• Fêtant le début de l’année du Puy-de-Dôme

    Une année de plus et pour fêter ça le plus gaiement possible arrive de Paris ce samedi celle qui revient de New York. Je la retrouve à la gare où son train à vingt minutes de retard pour cause de « difficultés de gestion du trafic ». Un premier cadeau m’échoit : un parapluie américain à baleines renforcées qui remplacera celui perdu un mercredi dans le train.

    Le soir venu, c’est Chez Riquette, rue Malpalu, que nous dînons. L’américano est notre apéritif et pour le vin Monsieur Riquet nous conseille un brouilly. La cuisine est bien bonne et l’ambiance itou. La bande-son passe de Compay Segundo à Mistinguett puis aux chansons bêtes et sentimentales des années quatre-vingt qu’aiment les garçons qui aiment les garçons. 

    Dimanche matin, jour de mon entrée officielle dans l’année du Puy-de-Dôme (un département qui m’a été bénéfique), je ne me sens pas aussi vieux qu’un volcan mais ne suis pas ravi de me rapprocher de ma fin. Après qu’une maladresse d’elle a plongé la salle de bains dans le noir, nous petit-déjeunons en bas sur le bar de la cuisine américaine quand un bruit de chute venu d’en haut nous surprend. Monté, je découvre l’un des cadres contenant une photo de la jeune Valérie Valère sur le parquet et un autre sur l’étagère du dessous. Comment ce dernier a-t-il fait pour passer d’une étagère à l’autre ? Il vaut mieux ne pas se poser trop de questions.

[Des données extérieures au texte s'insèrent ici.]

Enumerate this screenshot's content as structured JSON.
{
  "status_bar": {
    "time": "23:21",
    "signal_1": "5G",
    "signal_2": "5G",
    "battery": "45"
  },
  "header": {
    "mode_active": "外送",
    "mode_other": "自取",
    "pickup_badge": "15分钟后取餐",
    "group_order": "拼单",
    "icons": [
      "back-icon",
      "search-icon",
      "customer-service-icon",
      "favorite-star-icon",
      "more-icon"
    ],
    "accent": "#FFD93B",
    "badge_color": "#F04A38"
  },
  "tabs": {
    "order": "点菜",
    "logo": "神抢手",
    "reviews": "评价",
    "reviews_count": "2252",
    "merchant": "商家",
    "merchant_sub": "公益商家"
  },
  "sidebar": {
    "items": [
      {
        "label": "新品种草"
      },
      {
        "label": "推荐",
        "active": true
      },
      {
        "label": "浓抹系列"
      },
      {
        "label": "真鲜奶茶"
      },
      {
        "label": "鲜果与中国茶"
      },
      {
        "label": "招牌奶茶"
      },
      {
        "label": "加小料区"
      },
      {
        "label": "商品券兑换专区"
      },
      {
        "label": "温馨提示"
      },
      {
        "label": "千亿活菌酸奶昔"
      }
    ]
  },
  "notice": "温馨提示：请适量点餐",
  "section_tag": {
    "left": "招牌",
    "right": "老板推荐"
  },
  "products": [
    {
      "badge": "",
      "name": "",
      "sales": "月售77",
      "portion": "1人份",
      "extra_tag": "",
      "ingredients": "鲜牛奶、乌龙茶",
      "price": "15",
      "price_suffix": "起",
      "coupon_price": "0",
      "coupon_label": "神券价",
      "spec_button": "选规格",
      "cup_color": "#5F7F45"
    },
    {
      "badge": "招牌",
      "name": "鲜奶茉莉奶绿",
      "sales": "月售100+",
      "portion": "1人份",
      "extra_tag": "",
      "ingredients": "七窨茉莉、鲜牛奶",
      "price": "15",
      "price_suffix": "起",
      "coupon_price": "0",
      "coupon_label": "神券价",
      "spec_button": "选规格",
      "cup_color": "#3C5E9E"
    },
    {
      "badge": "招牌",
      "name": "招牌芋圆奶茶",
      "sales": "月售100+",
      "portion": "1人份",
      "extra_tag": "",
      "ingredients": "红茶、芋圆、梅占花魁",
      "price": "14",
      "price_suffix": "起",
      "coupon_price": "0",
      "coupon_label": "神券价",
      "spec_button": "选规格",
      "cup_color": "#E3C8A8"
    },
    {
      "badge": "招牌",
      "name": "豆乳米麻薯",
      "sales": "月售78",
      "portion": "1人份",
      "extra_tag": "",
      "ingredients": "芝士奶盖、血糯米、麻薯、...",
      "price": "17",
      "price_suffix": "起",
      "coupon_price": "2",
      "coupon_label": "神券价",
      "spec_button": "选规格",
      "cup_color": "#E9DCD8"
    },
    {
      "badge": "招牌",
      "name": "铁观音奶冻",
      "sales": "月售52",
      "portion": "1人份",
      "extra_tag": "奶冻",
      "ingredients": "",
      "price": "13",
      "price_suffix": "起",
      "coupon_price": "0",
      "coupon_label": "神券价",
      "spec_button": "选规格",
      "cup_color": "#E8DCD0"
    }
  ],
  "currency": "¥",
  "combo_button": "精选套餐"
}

    Après un tour au marché où j’achète Lolotte d’Andréa de Nerciat (Zulma) et un passage au café Le Clos Saint-Marc, il est l’heure de l’ouverture des cadeaux. Ils sont particulièrement bien choisis : une cafetière dont je ferai grand usage et le catalogue de l’exposition Balthus Cats and Girls (Yale University Press) que celle qui me fait le plaisir d’être avec moi ce jour a eu la chance de voir au Met.